We conducted our experiments on the YUAN cluster at the Computer Network Information Center at the Chinese Academy of Sciences. The cluster consists of 270 blade nodes with each blade node using two Intel E5-2658 V2 (Ivy Bridge, 2.8 GHz, 10 cores) CPUs and 64 GB DDR3 ECC 1866 MHz memory. The Intel Fortran compiler (version 2013_sp1.0.080) and OpenMPI²² library (version 1.6.5) were used to compile the solver. The hybrid version was compiled by declaring OMP_NUM_THREAD=threads_num as an environmental variable and adding the -openmp compiler flag.

30P30N steady case

NASA 30P30N steady case was used to validate the accuracy of the numerical solver, the effectiveness of OMA, and the interblock interpolation. The initial number of mesh block is 3, with the block sizes of 305 × 65, 273 × 49 and 381 × 205, respectively. The mesh was split by MST into 23 blocks (as shown in Figure 6). The initial configuration for this case is Mach number Mach = 0.2, Reynolds number Re = 9 × 10⁶, angle of attack alpha = 4°.

Figure 6.

Twenty-three mesh blocks around 30P30N airfoil.
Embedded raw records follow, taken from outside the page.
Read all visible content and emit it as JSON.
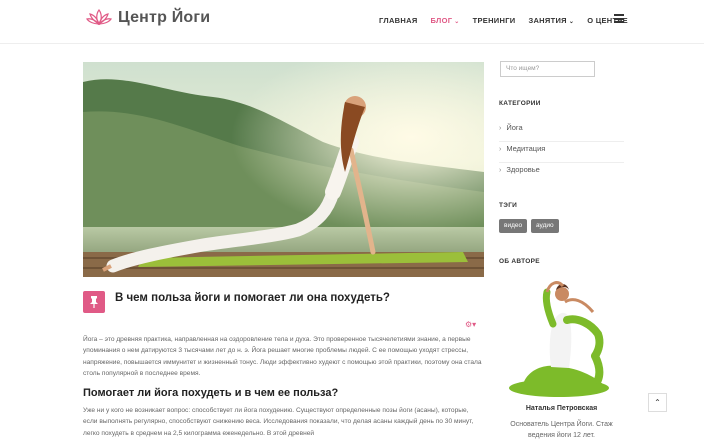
{
  "header": {
    "logo_text": "Центр Йоги",
    "nav": [
      {
        "label": "ГЛАВНАЯ",
        "active": false,
        "dropdown": false
      },
      {
        "label": "БЛОГ",
        "active": true,
        "dropdown": true
      },
      {
        "label": "ТРЕНИНГИ",
        "active": false,
        "dropdown": false
      },
      {
        "label": "ЗАНЯТИЯ",
        "active": false,
        "dropdown": true
      },
      {
        "label": "О ЦЕНТРЕ",
        "active": false,
        "dropdown": false
      }
    ],
    "menu_icon": "hamburger-icon"
  },
  "post": {
    "title": "В чем польза йоги и помогает ли она похудеть?",
    "paragraph1": "Йога – это древняя практика, направленная на оздоровление тела и духа. Это проверенное тысячелетиями знание, а первые упоминания о нем датируются 3 тысячами лет до н. э. Йога решает многие проблемы людей. С ее помощью уходят стрессы, напряжение, повышается иммунитет и жизненный тонус. Люди эффективно худеют с помощью этой практики, поэтому она стала столь популярной в последнее время.",
    "subtitle": "Помогает ли йога похудеть и в чем ее польза?",
    "paragraph2": "Уже ни у кого не возникает вопрос: способствует ли йога похудению. Существуют определенные позы йоги (асаны), которые, если выполнять регулярно, способствуют снижению веса. Исследования показали, что делая асаны каждый день по 30 минут, легко похудеть в среднем на 2,5 килограмма еженедельно. В этой древней"
  },
  "sidebar": {
    "search_placeholder": "Что ищем?",
    "categories_title": "КАТЕГОРИИ",
    "categories": [
      "Йога",
      "Медитация",
      "Здоровье"
    ],
    "tags_title": "ТЭГИ",
    "tags": [
      "видео",
      "аудио"
    ],
    "author_title": "ОБ АВТОРЕ",
    "author_name": "Наталья Петровская",
    "author_desc": "Основатель Центра Йоги. Стаж ведения йоги 12 лет."
  },
  "colors": {
    "accent": "#e05a86",
    "text": "#333333",
    "tag_bg": "#777777"
  }
}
Sixteen processes were launched to run parallel stand-alone OMA and outputted the block-based communication data structure. The wall boundaries were used to perform hole-cutting automatically and the points of far-field boundaries took part in donor searching process to determine whether they should be treated as interpolated boundaries or not. Figure 7 shows the hole-cutting results on the mesh of main airfoil. The mesh points inside the solid walls of flap and slap were removed from the hole-cutting step.

Figure 7.

Hole cutting for main segment of 30P30N airfoil (cell-centered display).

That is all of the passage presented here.